The package is not yet published on CRAN. Nevertheless, you can install this package from Github. Type in the following lines of code:
install.packages("remotes")
remotes::install_github("huelemeier/report-normality-tests")Load the package every time you start R:
library(reportnormalitytests)The report_ols() works with:
ols_normality_test # Shapiro-Wilk normality test, Anderson-Darling normality test, one-sample Kolmogorov-Smirnov test and Cramer-von Mises normality testThe report_normality() is compatible with:
lillie.test() # Lilliefors (Kolmogorov-Smirnov) normality test
cvm.test() #Cramer-von Mises normality test
ad.test() #Anderson-Darling normality test
sf.test() # Shapiro-Francia normality test
shapiro.test() # Shapiro-Wilk normality test
pearson.test() # Pearson chi-square normality test
ks.test() # Kolmogorov-Smirnov test (one-sample and two-sample; alternatives: "two-sided", "less", "greater"; exact: TRUE, FALSE)# report_ols() function
report_ols(ols_test_normality(iris$Sepal.Length))

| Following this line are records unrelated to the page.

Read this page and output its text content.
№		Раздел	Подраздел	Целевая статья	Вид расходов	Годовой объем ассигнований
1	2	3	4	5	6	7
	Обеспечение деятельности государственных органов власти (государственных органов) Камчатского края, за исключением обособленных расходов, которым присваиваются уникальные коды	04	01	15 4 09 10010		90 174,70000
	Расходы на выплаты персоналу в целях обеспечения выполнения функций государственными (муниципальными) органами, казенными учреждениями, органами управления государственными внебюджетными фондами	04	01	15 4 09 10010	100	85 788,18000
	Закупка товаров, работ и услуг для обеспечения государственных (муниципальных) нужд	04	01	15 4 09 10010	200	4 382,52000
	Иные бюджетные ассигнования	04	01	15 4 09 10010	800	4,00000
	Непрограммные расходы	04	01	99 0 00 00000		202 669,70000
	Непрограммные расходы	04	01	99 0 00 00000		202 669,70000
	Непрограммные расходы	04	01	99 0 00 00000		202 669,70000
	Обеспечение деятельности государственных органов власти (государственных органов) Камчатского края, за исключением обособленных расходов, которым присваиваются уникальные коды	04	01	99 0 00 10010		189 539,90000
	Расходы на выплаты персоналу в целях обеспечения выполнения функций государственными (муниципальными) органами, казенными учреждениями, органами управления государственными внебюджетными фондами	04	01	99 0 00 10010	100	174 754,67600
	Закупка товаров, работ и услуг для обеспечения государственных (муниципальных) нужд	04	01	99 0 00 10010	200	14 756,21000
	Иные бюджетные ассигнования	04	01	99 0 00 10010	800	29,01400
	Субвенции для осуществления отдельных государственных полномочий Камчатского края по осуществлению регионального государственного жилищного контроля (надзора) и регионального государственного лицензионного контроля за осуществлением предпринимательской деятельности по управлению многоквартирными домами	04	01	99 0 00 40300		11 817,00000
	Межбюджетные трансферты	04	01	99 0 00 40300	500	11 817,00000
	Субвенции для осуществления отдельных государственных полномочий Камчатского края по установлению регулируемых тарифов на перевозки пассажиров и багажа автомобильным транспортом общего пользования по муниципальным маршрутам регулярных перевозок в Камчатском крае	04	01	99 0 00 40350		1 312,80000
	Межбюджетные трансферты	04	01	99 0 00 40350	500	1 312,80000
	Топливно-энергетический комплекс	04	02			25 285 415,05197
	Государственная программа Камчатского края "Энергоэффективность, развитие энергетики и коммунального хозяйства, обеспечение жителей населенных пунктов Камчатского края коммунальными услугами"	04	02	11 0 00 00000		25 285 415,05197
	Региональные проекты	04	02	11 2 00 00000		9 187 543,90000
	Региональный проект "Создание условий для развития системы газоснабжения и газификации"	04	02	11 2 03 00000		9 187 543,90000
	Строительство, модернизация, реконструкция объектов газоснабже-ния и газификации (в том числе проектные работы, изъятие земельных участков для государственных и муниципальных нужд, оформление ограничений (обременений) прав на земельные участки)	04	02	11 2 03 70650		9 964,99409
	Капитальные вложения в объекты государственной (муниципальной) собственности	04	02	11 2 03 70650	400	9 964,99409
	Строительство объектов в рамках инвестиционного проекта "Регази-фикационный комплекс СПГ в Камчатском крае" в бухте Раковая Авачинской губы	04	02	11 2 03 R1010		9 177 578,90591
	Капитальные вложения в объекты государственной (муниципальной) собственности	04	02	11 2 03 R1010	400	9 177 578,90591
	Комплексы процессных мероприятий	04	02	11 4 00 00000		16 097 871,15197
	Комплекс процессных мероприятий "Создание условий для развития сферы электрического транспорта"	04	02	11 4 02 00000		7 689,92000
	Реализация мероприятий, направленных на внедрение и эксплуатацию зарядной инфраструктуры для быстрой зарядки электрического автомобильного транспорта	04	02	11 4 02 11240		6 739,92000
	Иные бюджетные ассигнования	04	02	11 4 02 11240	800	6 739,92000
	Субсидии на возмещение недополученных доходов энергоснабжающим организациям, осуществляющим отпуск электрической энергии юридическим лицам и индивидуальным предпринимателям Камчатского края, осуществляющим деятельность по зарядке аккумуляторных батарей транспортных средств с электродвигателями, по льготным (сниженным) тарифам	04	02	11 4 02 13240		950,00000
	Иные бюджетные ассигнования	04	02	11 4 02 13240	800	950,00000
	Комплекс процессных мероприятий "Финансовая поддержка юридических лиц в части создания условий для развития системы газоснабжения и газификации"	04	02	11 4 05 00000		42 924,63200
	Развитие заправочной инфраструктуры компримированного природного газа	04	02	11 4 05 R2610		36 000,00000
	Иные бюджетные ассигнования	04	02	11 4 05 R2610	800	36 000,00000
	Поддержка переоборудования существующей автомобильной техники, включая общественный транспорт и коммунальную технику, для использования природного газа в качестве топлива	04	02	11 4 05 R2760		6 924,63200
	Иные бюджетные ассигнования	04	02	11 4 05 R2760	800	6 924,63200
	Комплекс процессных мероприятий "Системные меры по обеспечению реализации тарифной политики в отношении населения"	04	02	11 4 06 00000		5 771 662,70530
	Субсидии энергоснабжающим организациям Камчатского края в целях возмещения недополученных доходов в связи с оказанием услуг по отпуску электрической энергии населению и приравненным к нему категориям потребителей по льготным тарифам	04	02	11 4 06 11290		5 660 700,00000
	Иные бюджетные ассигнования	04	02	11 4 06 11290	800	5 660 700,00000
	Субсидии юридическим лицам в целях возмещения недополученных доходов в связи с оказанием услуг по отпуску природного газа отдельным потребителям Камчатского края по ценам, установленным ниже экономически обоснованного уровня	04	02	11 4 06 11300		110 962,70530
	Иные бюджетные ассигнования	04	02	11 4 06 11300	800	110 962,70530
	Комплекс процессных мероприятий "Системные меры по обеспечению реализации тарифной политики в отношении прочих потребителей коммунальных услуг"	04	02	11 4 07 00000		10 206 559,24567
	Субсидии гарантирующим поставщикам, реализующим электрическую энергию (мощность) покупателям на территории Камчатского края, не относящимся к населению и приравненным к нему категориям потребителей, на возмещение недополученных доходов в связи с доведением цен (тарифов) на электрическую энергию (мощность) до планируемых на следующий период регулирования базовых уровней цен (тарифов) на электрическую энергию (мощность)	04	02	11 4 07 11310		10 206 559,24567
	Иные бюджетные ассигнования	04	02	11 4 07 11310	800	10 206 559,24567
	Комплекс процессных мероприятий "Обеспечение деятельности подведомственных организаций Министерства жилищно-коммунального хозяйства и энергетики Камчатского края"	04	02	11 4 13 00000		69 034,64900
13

We performed a Shapiro-Wilk normality test, and it showed the distribution departed significantly from normality (W = 0.98, p = .010). Based on the two-tailed Asymptotic one-sample Kolmogorov-Smirnov test, we have sufficient evidence to say our data came from normal distribution (D = 0.09, p = .189). We calculated a Cramer-von Mises test of goodness-of-fit test and it showed the distribution of our data departed significantly from the normal distribution (W = 50, p = .000). The Anderson-Darling normality test indicated the distribution of our data departed significantly from normality (W = 0.89, p = .023).
# report_normality() function
report_normality(lillie.test(iris$Sepal.Length))
The Lilliefors (Kolmogorov-Smirnov) normality test suggested iris$Sepal.Length departed significantly from normality (D = 0.09, p = .006).
report_normality(cvm.test(iris$Sepal.Length))
We calculated a Cramer-von Mises normality test, and it showed the distribution of iris$Sepal.Length departed significantly from the normal distribution (W = 0.13, p = .047).
report_normality(ad.test(iris$Sepal.Length))
We performed an Anderson-Darling normality test, and it showed the distribution of iris$Sepal.Length departed significantly from normality (W = 0.89, p = .023).
report_normality(sf.test(iris$Sepal.Length))
We performed a Shapiro-Francia normality test, and it showed the distribution of iris$Sepal.Length departed significantly from normality (W = 0.98, p = .026).
report_normality(shapiro.test(iris$Sepal.Length))
We performed a Shapiro-Wilk normality test, and it showed the distribution of iris$Sepal.Length departed significantly from normality (W = 0.98, p = .010).
report_normality(pearson.test(iris$Sepal.Length))
Based on the Pearson chi-square normality test of goodness of fit, the sample's distribution of iris$Sepal.Length did not match that of the population's (X2(12) = 17.4, p = .135).
report_normality(ks.test(iris$Sepal.Length, 'pnorm', exact = TRUE, alternative = "less"))
Based on the Exact one-sample Kolmogorov-Smirnov test, we have sufficient evidence to say iris$Sepal.Length came from our assumed distribution (D = 1, p = .000). We applied a one-tailed test assuming the cumulative distribution function lies below the null hypothesis.
report_normality(ks.test(iris$Sepal.Length, iris$Sepal.Width))
Based on the Asymptotic two-sample Kolmogorov-Smirnov test, we have sufficient evidence to say iris$Sepal.Length and iris$Sepal.Width did not come from our assumed distribution (D = 0.99, p = <.05). We applied a two-tailed test.